O Simples Nacional primordialmente é um regime tributário dedicado a micro e pequenas empresas. A princípio a lógica do sistema é bem simples e fácil de entender: 

Dessa maneira, como as micro e pequenas empresas, normalmente, não têm recursos para um departamento de contabilidade, além disso o sistema facilita a vida dos empresários ao simplificar o sistema tributário. 

Assim sendo, o sistema simplifica alguns impostos em uma única cobrança, que faz com que o trabalho contábil dos empresários seja muito mais fácil. 

Só para exemplificar, ao todo são 8 impostos que são unificados dentro do Simples Nacional, diminuindo a carga tributária em uma parcela única. Confira quais: 

  • PIS – Programa de Integração Social; 
  • INSS – Instituto Nacional de Seguridade Social; 
  • IPI – Imposto sobre Produtos Industrializados; 
  • ICMS – Imposto sobre Circulação de Mercadorias e Serviços; 
  • ISS – Imposto Sobre Serviços; 
  • CSLL – Contribuição Social sobre o Lucro Líquido; 
  • Cofins – Contribuição para o Financiamento da Seguridade Social; 
  • IRPJ – Imposto de Renda de Pessoa Jurídica. 

Com o Simples, não só a prestação de contas da empresa fica mais fácil como ela também paga menos impostos do que pagaria se eles fossem cobrados separadamente. 

Como é o Simples Nacional para afiliados? 

Em outras palavras, agora que já entendemos o funcionamento básico do Simples Nacional, precisamos compreender como o regime funciona no caso específico dos afiliados. 

Existe um elemento específico que divide a questão do Simples Nacional para afiliados: o custo trabalhista em relação ao faturamento da empresa. 

Basicamente, se o afiliado em questão tiver seus custos com mão de obra até 28% do seu faturamento, então a empresa se encaixa no Anexo V do Simples Nacional. 

Assim sendo, caso o afiliado invista mais de 28% do seu faturamento, a empresa entra no Anexo III do Simples Nacional. 

As alíquotas dos dois Anexos são as seguintes: 

Anexo V Do Simples Nacional

  • Faturamento de R$ 180 mil: alíquota de 15,5%; 
  • Faturamento de R$ 180 mil até R$ 360 mil: alíquota de 18%; 
  • Faturamento de R$ 360 mil até R$ 720 mil: alíquota de 19,5%; 
  • Faturamento de R$ 720 mil até R$ 1,8 milhão: alíquota de 20,5%; 
  • Faturamento de R$ 1,8 milhão até R$ 3,6 milhões: alíquota de 23%; 
  • Faturamento de R$ 3,6 milhões até R$ 4,8 milhões: alíquota de 30,5%. 

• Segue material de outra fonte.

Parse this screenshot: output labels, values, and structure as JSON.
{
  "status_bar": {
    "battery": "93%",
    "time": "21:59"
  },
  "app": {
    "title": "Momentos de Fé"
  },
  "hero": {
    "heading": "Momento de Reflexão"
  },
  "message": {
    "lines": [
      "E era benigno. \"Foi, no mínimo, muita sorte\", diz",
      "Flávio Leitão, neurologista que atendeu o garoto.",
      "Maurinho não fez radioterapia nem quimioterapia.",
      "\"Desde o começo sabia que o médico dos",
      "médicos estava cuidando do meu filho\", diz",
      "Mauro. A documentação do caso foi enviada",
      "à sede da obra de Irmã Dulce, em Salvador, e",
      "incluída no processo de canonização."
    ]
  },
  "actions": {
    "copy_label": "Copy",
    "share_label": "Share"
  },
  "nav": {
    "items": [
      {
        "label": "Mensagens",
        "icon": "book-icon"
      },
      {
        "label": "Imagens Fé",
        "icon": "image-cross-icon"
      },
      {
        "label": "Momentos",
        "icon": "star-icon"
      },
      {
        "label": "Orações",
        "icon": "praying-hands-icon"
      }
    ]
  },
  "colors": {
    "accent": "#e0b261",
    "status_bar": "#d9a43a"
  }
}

Anexo III Do Simples Nacional 

  • Faturamento de até R$ 180 mil: alíquota de 6%; 
  • Faturamento de R$ 180 mil até R$ 360 mil: alíquota de 11,2%; 
  • Faturamento de R$ 360 mil até R$ 720 mil: alíquota de 13,5%; 
  • Faturamento de R$ 720 mil até R$ 1,8 milhão: alíquota de 16%; 
  • Faturamento de R$ 1,8 milhão até R$ 3,6 milhões: alíquota de 21%; 
  • Faturamento de R$ 3,6 milhões até R$ 4,8 milhões: alíquota de 33%. 

Portanto, o Anexo III (aquele destinado a quem paga mais de 28% do seu faturamento com mão de obra), tem alíquotas menores até a faixa de faturamento dos R$ 3,6 milhões até R$ 4,8 milhões. 

Quais as alternativas ao Simples Nacional? 

Além do Simples Nacional, os afiliados podem optar pelo sistema de Lucro Real ou Lucro Presumido. 

Da mesma forma, o Lucro Real é muito complexo e é dedicado apenas a empresas de grande porte, com contadores próprios. 

Em relação ao Simples Nacional, a única alternativa mesmo é o Lucro Presumido. Nesse caso, a alíquota de imposto pode variar 13,33% a 16,33%, e dependendo do município mais 3,20% de adicional de IR podendo totalizar até 19,53%. 

Sendo assim, o Simples Nacional para afiliados é mais vantajoso em qualquer caso, exceto na faixa do faturamento anual de R$ 3,6 milhões até R$ 4,8 milhões. 

Caso você afiliado fature mais do que isso em um ano, o ideal é optar pelo Lucro Presumido ou Lucro Real, dependendo do caso. 

Isso, claro, fazendo uma análise preliminar sem conhecimento de causa. É primordial compreender que cada afiliado pode apresentar um cenário específico que muda esse diagnóstico. 

Em síntese é importante falar com um contador para saber se o Simples Nacional para afiliados é a melhor alternativa para você. Caso não seja, torna-se interessante solicitar ajuda para escolher o melhor regime tributário e fazer sua contabilidade. 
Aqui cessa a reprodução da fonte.